Anyways I took the plunge and set up a 40gal planted aquarium. Just going to put tetra's and some bolivian rams in about a months time.

Anyway I have a fair few species in the tank which I planted a few days ago that seem to be going well. But the hair grass which has some brownish strands on it to begin with seems to be getting slightly worse.

The tanks params currently are

pH 7.2
gH 4 dGH
kH 3 dKH
Ammonia nil
Nitrite nil
Nitrate 5ppm
Iron .25ppm
Phosphate .1ppm
co2 16ppm
oxygen 10ppm

Im using Seachem florish for ferts just dosing 1ce per week. But I'm only 3 days into the regime.

Also for the lights its currently only got 1 WPG with a 40watt t8 Light. I'm still waiting for my T5HO light to come in, that has x2 54 watt bulbs in it, which should bring the tank upto around 2.75 WPG roughly. I ordered it 2 weeks ago but they sent it to the wrong address. Its suppose to arrive now in about another 5-7 days 

The tank also has a CO2 injection system. Just a little fluval 88g one. The area it is in, I had to go a small discrete system

The substrate is seachem flourite with a little bit of crappy gravel mixed in that was already in the tank.










All the other plants seem to be settling in fine. But the Hair grass looks like its getting ever so slowly worse. When it came it already had brown strands. The plants spent 2 days in the mail in pitch black. But they seem to be recovering where the hair grass is not. That photo is 3 days in too, where I'm currently at.

Any idea's on what I can do to make it lush green again until I get the T5HO lighting? I'd hate for the Hair Grass to die off. Because I have to get plants sent by mail. There is only 1 LFS in town, and all there plants are covered in diatoms. And they don't have any hair grass either.

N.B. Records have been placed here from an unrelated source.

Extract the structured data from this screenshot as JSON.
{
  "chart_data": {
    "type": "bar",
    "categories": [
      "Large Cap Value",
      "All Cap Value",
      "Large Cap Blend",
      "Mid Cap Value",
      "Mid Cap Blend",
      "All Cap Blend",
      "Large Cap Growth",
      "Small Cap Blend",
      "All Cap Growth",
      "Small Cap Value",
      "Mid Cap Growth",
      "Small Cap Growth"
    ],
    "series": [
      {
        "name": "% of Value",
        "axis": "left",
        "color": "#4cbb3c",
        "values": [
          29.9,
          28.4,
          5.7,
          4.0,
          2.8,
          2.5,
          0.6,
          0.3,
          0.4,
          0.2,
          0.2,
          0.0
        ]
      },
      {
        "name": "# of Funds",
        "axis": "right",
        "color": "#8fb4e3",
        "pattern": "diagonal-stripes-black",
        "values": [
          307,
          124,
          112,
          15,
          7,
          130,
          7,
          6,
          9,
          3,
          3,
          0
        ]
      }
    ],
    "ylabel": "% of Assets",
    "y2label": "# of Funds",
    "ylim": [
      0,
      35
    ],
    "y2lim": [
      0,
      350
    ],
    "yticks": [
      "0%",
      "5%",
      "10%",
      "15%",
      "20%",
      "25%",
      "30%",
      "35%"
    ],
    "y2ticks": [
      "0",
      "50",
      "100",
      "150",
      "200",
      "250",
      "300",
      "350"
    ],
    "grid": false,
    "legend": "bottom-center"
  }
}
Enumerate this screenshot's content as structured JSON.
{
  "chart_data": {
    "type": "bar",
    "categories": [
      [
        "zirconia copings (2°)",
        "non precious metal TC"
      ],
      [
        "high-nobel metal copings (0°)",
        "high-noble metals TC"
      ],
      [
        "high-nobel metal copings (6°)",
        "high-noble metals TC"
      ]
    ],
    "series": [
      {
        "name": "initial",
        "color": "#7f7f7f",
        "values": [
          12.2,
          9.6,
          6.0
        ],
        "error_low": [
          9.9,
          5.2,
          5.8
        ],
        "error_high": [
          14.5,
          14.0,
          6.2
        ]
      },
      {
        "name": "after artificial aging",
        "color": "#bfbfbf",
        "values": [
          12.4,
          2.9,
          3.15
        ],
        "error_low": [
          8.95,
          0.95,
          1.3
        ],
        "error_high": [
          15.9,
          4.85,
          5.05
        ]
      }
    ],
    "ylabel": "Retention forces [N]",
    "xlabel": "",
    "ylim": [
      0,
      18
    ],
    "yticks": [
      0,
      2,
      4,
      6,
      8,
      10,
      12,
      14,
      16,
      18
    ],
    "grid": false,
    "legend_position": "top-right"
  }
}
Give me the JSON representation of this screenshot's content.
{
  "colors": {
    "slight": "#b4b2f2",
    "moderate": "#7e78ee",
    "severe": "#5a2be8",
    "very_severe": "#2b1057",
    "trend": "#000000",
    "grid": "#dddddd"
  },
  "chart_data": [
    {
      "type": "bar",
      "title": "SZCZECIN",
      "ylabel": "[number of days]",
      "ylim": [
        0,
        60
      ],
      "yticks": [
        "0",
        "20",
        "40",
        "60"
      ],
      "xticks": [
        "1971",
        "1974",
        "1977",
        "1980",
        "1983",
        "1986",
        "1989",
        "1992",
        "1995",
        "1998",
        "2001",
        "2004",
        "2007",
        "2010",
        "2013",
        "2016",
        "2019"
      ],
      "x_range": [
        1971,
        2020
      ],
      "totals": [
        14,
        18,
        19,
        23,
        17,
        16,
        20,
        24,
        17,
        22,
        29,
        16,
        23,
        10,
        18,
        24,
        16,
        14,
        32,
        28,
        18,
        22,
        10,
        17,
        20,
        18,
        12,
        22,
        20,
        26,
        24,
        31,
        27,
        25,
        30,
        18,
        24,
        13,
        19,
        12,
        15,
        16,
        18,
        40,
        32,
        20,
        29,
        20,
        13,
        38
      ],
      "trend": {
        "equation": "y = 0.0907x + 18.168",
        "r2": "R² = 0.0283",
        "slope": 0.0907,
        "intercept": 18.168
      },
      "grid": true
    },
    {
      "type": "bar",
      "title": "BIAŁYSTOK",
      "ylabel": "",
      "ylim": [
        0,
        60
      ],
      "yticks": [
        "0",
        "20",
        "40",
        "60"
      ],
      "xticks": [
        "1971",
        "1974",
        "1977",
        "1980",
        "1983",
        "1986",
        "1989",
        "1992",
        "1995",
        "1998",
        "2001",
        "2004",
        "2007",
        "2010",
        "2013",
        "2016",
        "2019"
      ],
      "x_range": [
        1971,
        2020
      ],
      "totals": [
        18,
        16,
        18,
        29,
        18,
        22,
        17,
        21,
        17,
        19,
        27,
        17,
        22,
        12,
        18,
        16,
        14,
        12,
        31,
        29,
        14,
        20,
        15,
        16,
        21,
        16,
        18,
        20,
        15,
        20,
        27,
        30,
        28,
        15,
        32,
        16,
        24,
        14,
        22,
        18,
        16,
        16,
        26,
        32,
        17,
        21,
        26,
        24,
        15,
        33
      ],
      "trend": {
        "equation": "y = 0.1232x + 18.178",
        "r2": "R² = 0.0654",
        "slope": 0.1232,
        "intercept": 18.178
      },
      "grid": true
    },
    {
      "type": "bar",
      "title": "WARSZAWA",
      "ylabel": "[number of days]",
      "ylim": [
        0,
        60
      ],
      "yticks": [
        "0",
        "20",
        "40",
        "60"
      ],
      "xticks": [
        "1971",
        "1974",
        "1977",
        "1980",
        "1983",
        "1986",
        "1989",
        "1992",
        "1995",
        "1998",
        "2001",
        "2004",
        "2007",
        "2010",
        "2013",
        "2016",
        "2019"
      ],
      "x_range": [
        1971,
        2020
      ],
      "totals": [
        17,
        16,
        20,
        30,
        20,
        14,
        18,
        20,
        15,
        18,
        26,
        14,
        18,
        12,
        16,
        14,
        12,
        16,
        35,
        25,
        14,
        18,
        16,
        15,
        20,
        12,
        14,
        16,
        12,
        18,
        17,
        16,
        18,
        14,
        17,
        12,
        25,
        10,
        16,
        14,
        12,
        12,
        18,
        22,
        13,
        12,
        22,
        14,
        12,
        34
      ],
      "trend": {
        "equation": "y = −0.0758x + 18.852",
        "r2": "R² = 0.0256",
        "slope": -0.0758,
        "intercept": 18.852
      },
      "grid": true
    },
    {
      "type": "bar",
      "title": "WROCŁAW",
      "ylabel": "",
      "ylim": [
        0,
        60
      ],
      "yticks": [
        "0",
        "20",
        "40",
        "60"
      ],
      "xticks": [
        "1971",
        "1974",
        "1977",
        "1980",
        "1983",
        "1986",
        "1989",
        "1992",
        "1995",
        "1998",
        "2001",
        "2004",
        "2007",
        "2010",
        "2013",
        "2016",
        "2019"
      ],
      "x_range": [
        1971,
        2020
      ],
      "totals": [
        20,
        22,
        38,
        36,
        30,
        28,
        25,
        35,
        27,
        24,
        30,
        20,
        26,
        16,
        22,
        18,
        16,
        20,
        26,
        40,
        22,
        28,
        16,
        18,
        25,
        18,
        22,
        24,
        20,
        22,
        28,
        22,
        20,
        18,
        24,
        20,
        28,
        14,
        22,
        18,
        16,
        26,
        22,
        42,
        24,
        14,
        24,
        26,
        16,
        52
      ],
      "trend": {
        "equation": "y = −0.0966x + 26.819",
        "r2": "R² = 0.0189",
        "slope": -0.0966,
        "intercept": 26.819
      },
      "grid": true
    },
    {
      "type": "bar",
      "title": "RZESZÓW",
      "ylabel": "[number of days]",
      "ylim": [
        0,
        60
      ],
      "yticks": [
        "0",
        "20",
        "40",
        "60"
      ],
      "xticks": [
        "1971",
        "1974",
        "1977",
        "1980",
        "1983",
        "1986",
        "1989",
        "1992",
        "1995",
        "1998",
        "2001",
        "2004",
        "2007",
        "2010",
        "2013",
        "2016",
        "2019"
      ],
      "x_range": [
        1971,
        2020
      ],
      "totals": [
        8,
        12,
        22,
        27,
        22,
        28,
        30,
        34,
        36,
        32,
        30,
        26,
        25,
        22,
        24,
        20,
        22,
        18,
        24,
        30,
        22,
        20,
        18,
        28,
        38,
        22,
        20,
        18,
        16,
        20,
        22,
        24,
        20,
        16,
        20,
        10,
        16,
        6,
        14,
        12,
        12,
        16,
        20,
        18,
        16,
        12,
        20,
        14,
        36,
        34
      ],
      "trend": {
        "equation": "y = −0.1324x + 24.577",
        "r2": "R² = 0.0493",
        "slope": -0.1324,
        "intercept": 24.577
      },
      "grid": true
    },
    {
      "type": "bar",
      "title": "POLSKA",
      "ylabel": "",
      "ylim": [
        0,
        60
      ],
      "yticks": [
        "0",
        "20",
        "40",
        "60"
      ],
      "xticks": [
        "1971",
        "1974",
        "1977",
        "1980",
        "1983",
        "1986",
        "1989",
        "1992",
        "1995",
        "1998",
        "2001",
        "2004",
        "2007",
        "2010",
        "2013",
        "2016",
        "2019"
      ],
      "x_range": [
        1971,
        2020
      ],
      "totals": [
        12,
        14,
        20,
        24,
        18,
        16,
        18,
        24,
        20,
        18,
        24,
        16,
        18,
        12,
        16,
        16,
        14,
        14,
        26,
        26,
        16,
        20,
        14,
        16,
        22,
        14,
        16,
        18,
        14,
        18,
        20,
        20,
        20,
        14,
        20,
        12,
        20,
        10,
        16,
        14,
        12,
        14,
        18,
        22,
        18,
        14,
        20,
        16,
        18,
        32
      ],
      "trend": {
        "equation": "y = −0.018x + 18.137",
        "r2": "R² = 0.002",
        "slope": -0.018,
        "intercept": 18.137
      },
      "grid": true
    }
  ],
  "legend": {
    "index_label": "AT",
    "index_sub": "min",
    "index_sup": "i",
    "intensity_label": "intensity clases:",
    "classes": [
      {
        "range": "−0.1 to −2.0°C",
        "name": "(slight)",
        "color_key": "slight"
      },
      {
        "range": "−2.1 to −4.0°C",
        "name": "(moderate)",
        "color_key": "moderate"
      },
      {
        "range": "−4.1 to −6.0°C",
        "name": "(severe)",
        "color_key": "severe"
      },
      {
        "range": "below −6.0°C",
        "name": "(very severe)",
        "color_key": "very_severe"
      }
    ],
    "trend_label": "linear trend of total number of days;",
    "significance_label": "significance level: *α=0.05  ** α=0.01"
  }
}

Id really love to hear some suggestions to what I can do. I'm pretty new to this planted aquarium scene and I really love the hair grass. Thanks!


----------



## Travis.808 (Apr 2, 2009)

Hey hows it going? This plant needs high lighting. 1wpg is on the low end of low lighting I would start with at least 3wpg if not a full 4wpg. This should get that stuff green and growing, good luck.


----------



## ethoscraig (Jul 13, 2012)

Ok cool. Thanks for that. Do you think the plant will last until I get the High Output lights in?


----------



## sandeepraghuvanshi (Feb 22, 2007)

When you purchase plants they are often grown emersed in nurseries.
They lose their emersed leaves when submerged in aquarium, as the plant adjusts itself.
After some time new leaves will come out.


----------



## Travis.808 (Apr 2, 2009)

Whoops, yeah, that too! ;p


----------



## ethoscraig (Jul 13, 2012)

Ah ok, that makes sense. Thanks for that. It looks a little bit lusher today actually. It should start going really well when I get the high output lighting setup. I cant wait.


----------